Gelinen noktada bilim insanları karışık duygular içindeler. Bir taraftan tüm her şeyi olağanüstü ve büyüleyici bulurken diğer yandan bu sıralamayı ve birbiri ile hiç örtüşmeyen iki kuramı sorgulamaktalar.
Kuantum Kuramı ile mikro dünyanın kapıları aralanmış ve üç temel kuvvetin alt parçacıkları da bulunmuştu ama kuramın kütlesel çekim kuvveti için hâlâ bir açıklaması yok.
Genel Görelilik Kuramı, evrenin evrimini, gezegenleri ve ışığın eğrilmesi gibi alanlarda birçok sorumuzu yanıtlarken küçük ölçeklere inildiğinde, örneğin büyük patlama anına gelindiğinde çalışmıyor.
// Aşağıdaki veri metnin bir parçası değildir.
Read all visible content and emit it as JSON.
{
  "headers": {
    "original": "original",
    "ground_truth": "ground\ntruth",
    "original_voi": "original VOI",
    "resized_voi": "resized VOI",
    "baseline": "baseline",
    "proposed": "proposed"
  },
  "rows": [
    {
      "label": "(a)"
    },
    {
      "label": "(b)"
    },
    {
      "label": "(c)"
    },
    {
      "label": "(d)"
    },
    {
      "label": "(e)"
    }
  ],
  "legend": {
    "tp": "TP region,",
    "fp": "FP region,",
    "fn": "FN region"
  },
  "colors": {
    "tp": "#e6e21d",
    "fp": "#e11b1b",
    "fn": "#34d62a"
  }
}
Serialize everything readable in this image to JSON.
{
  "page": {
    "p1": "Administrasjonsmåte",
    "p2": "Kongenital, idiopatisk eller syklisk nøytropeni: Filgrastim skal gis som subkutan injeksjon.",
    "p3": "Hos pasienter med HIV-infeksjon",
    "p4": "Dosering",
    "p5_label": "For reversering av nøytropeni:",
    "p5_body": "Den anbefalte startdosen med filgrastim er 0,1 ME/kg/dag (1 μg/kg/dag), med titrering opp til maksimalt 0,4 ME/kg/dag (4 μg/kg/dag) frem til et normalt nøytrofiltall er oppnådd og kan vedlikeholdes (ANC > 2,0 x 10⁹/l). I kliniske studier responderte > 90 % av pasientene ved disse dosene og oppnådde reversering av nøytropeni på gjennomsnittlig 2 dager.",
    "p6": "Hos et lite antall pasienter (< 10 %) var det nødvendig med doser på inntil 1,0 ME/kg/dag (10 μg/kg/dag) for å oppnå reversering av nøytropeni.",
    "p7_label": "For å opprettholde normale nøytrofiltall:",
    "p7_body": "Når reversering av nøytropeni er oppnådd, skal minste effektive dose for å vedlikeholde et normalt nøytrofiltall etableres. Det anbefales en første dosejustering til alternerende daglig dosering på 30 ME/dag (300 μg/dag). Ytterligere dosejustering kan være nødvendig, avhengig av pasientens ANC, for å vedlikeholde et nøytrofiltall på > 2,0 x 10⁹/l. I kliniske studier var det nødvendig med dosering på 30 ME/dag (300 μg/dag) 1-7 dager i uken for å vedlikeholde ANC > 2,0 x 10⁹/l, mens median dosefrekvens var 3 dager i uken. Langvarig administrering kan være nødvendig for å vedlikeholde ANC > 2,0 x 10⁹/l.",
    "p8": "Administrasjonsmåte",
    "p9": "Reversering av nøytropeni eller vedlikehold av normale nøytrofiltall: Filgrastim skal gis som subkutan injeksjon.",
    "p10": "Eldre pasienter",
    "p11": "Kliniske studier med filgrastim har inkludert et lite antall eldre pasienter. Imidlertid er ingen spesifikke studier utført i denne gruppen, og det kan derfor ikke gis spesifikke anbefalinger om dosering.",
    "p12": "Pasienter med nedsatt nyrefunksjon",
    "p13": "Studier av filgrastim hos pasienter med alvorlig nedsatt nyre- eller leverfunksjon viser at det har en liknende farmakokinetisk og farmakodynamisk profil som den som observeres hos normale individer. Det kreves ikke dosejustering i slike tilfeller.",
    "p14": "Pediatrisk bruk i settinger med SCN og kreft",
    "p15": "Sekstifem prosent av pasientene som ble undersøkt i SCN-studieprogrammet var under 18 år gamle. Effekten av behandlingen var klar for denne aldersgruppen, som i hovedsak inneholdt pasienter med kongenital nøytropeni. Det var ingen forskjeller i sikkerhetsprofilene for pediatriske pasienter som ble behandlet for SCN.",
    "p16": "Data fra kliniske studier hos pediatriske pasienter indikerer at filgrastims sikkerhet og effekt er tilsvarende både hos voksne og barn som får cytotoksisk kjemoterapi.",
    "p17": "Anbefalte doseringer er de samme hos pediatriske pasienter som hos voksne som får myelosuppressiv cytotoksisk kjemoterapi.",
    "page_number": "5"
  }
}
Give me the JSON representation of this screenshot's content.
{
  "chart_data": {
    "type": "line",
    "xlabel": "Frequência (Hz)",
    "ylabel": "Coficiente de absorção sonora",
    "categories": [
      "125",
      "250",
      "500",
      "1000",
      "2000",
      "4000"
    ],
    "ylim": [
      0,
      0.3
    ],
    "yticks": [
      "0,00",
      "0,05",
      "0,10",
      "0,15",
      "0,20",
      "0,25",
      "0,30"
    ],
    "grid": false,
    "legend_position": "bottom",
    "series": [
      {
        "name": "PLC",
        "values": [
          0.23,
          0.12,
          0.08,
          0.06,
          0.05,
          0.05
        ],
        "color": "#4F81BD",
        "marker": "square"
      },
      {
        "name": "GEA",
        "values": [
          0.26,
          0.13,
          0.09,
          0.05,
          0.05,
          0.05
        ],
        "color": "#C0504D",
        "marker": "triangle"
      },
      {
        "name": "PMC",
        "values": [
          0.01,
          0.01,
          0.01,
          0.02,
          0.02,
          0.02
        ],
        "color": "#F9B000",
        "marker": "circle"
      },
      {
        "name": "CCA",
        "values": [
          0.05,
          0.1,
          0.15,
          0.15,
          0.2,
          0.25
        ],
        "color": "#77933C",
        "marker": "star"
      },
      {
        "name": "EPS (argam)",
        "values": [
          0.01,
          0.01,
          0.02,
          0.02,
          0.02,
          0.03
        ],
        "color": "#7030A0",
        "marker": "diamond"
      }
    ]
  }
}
Öte yandan Kuantum Kuramı'nın kendine özgü kuralları klasik gerçekliğimizle çelişmekte.
Her iki kuram, birbirleri ile daima uyumsuz ama her biri kendi alanlarında çeşitli kereler doğrulandılar.
Bilim dünyasına göre yanıt bu iki kuramın birleşmesinde, yeni birleşik kuramın adı ise "TOE- Theory of Everything" yani "Her Şeyin Kuramı".
Modern bilimin bu iki ayağı kendi alanlarında muhteşem, ama ortak bir kural sistemi nasıl bir şey olacak?
Tüm teorik fizikçiler 1970 lerden bu yana bu konuya odaklanmış durumda.
Biliyorsunuz başlangıçta yalnızca enerji vardı, sonra temel parçacıklar oluştu ve hepsi bir araya gelerek uzay-zamanı oluşturdular. Yani makro yapı sonuçta mikro yapının bir ürünü. Bu nedenle küçük ölçeklerde (Planck ölçeğinde) çalışmak gerekir düşüncesi hakim.
Bu anlamda Sicim Kuramı, "Her Şeyin Kuramı"na giden yolda en umut verici kuram olarak ortaya çıktı.
Evreni tek bir matematik denklemle açıklayacak bir kuram henüz yok. Stephen Hawking, bunun içinde bulunduğumuz yüzyılın sonuna doğru gerçekleşebileceğini söylüyordu. Belki de o zaman büyük tasarımı anlayabilecektik.
O şimdi yok.
Biliyorsunuz bu muhteşem akıl, iki yıl önce 14 Mart 2018'de aramızdan ayrıldı.
Ona göre insanlığı tehdit eden olaylardan kaçmak mümkün değil: "İnsanlığı tehdit eden olaylar arasında göktaşı çarpması gibi kozmik olanlar olduğu gibi yapay zeka, iklim değişikliği, genetiği değiştirilmiş virüsler veya nükleer savaş gibi insanın kendi yarattığı tehditler de bulunuyor."
İlginçtir, 2018 yılında aramızdan ayrılan Stephen Hawking bunları söylerken 2020 yılını adresliyor olabilir miydi?!